Ditto. I take it a step further. For one, I SSH to my own box for which I've got the public key for already and if it is changed the SSH will fail and throw nasty "someone changed the key" errors. For two, I go into "silent" mode where I firewall and block all inbound connections and silently drop them (even ping) and even more I firewall and block all outbound connections except my one ssh connection. My ssh script connects to my IP, so no need to use DNS either.
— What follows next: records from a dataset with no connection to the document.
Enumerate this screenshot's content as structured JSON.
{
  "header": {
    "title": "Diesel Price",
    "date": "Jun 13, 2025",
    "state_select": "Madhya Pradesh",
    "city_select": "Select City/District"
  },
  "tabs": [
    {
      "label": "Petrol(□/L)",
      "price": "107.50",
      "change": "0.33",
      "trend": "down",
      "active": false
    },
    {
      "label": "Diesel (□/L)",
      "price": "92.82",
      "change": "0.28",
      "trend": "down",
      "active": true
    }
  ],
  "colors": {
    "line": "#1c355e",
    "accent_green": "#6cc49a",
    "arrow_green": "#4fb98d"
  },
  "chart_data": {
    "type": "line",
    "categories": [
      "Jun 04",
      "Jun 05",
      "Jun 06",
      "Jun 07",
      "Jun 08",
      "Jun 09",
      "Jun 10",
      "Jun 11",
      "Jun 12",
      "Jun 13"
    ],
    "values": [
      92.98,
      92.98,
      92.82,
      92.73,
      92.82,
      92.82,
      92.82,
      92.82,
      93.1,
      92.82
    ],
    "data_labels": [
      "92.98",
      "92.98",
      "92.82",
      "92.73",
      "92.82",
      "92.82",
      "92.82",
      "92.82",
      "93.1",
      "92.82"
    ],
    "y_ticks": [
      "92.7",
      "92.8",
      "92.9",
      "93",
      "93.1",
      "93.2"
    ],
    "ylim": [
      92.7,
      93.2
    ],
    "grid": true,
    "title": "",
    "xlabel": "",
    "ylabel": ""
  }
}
All traffic is proxied through my ssh connection and out my server, and anything that would somehow evade my proxy (java and javascript sometimes somehow have a hack around method to bypass a proxy setting on a host) - it doesn't matter because iptable is going to drop that outbound traffic and never allow it to leave my box.
The only thing I usually have to do is first give a thumbs-up. For that, I have my usual locked-down inbound mode, all a "guest" Firefox profile that is set to no proxy and connect to hit the authentication/agreement terms page (for Starbucks, hotel wireless, etc.), and then once I get past that I flip my ssh script on which locks down my firewall and sshs to my system as described above.
I'm not sure about how easy that'd be to do on a Windows box. Can you firewall a Windows box from not making any outbound connections? It's been a while since I ran Windows as a Host (when I must, I run them as VM guests). But that would be my recommendation to anyone.
He mentioned getting email passwords, and with access to someone's email you can reset their passwords to more important sites. Not to mention that I've seen a place handling sensitive information that answered lost password requests by _mailing out the password_.
If your system hasn't been compromised, it doesn't matter.
It would if the network points to a poisoned DNS cache.